Utilisation de l’ensemble des validateurs Ethereum pour sécuriser d’autres chaînes : une raison pour laquelle la méthode (plus sûre) de Dogecoin mentionnée plus haut pourrait être insuffisante est que, bien qu’elle empêche les attaques 51 % de réversion de finalité, elle ne protège pas contre les attaques de censure 51 %. Toutefois, si vous vous appuyez déjà sur les validateurs Ethereum, une direction possible est d’arrêter de gérer une chaîne indépendante, et de devenir un système de validation efficace ancré sur Ethereum. Si la chaîne adopte ce changement, sa protection contre les attaques de réversion devient aussi forte qu’Ethereum, et elle peut résister à des attaques de censure allant jusqu’à 99 % (contre 49 % auparavant).
Conclusion :
Le consensus social d’une communauté blockchain est une chose fragile. Nécessaire à cause des mises à jour, des bogues et de la possibilité permanente d’attaque 51 %, il comporte un risque élevé de division de la chaîne. C’est pourquoi, dans une communauté mature, nous devons l’utiliser avec prudence. Il est naturel de vouloir étendre les fonctions centrales de la blockchain, car son noyau détient le plus grand poids économique et attire le plus grand nombre d’observateurs. Mais chaque extension rend ce noyau lui-même plus vulnérable.

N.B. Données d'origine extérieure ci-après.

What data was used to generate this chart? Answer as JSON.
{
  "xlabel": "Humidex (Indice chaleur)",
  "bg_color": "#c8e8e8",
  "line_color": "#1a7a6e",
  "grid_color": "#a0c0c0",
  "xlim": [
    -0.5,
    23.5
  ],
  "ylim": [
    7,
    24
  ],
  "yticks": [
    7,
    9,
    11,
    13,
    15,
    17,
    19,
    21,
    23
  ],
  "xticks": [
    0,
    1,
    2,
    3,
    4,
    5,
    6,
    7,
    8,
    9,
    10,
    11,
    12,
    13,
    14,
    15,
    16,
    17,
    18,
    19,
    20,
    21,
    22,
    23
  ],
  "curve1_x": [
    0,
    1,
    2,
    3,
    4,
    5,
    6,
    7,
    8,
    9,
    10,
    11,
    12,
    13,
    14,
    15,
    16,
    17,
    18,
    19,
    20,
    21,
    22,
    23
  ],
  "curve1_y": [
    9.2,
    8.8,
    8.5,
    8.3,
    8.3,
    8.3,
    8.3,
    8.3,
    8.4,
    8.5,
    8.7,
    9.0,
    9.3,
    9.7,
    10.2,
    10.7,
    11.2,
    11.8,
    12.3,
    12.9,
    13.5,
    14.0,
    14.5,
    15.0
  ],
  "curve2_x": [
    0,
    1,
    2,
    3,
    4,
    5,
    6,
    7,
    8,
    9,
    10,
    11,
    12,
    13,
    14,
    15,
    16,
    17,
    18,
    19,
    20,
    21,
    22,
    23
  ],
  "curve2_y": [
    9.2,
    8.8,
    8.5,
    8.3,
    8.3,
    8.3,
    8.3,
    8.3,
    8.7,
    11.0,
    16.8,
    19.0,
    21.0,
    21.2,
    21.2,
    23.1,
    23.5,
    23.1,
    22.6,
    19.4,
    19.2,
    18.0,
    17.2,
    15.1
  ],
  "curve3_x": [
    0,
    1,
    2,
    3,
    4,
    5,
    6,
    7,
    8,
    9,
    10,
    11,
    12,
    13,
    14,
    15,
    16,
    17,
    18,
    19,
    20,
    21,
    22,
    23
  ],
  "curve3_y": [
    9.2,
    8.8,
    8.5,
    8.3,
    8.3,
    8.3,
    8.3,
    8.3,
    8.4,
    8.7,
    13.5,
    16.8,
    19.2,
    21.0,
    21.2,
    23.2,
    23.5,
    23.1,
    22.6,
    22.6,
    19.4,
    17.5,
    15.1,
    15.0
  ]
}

Nous devons rester vigilants face aux initiatives des projets applicatifs qui pourraient accroître la « portée » du consensus blockchain, sauf si ces actions concernent la validation des règles fondamentales du protocole Ethereum. Ces stratégies sont naturelles pour les couches applicatives, et naissent souvent sans prise de conscience des risques, mais leurs conséquences peuvent facilement entrer en conflit avec les objectifs globaux de la communauté. Sans principe de limitation, ce processus pourrait conduire la communauté blockchain, au fil du temps, à accumuler toujours plus de « responsabilités », la plaçant devant un choix inconfortable entre des divisions annuelles à haut risque et une bureaucratie de facto détenant un contrôle final sur la chaîne.
Nous devrions maintenir un minimalisme de la chaîne, soutenir les usages du re-staking qui ne semblent pas glisser vers des pentes dangereuses, limiter l’élargissement du rôle du consensus Ethereum, et aider les développeurs à trouver d’autres moyens d’atteindre leurs objectifs de sécurité.